A key feature claimed for social pedagogical knowledge is the idea that it is contextual, that what is the right thing to do in any situation ‘depends’ on the particularities of that situation. This notion of contingency is foregrounded in the first two articles in the issue. Mark Smith explores the Aristotelean idea of phronesis or practical wisdom that is enacted and in turn is refined and reshaped in the field of praxis as a counterpoint to more linear and abstracted theory-to-practice dynamics that have been and remain dominant in professional practice. Cecile Remy, picking up on growing interest in Activity Theory, uses this to illuminate dialectics between the particular and the universal in social pedagogical practice.
The next two articles explore the nature of relationships within social pedagogical practice. While the idea of relationship and relational or relationship-based practice has seen something of a resurgence in recent years, the nature of such relationships can be left somewhat unexplored. Sebastian and Angelika Monteux argue that these need to be understood as a series of encounters that incorporate spiritual care and a movement from dependence to interdependence. Adriane Schoone’s study of pedagogues working with disaffected youth points to the phenomenological dimension of their connecting with them, in which pedagogical approaches draw from life experiences, cultural knowledge, vocational and relational skills and a passion to work with young people.

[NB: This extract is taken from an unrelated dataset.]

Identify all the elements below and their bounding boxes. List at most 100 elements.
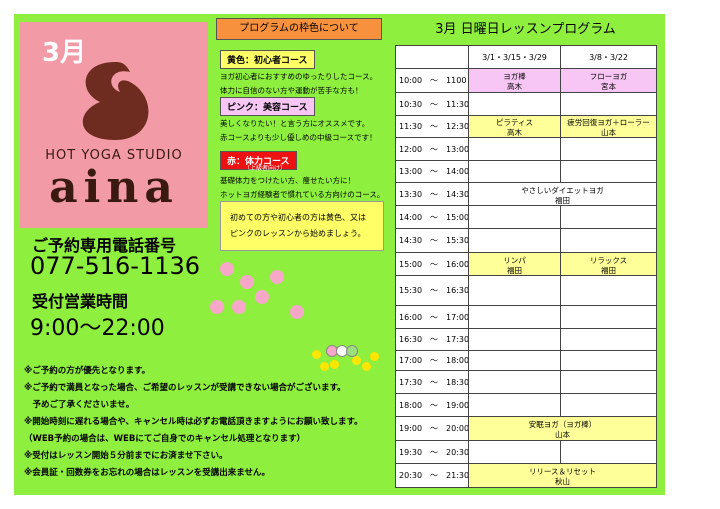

The following two articles explore the nature of social pedagogical practice. Lotte Junker Harbo and Robyn Kemp, writing from within an experiential research tradition across Denmark and England, engage with the tension identified above around the contradictions that become evident in seeking to employ programmatic interventions while holding to social pedagogical principles and ways of practising. Mie Engen, Line Søberg Bjerre and Mogens Jensen suggest that play therapy might offer a locus in which psychotherapy, often imagined to be practised in clinical contexts, can come together with everyday social pedagogical practice in residential care for children with severe emotional and behavioural problems.
The issue is bookended by a conceptual piece that synthesises much of Claire Cameron’s work over the past decade. The article makes the case that knowledge grows out of everyday practice and that those involved in the direct care of children and young people ought to be considered to be experts in the everyday life contexts in which such work happens. This everyday expertise, nor the complexity of the task, is rarely explored or recognised.
We would like to thank the authors, the reviewers, journal editors and the editorial team at UCL for their support and forbearance in bringing this issue to fruition in trying times through the period of lockdown and restrictions and new working practices brought about as a result of responses to COVID-19. We believe we have brought together a compendium of articles that offer important insights into the nature of social pedagogical knowledge and practice that others might build upon. We hope you agree.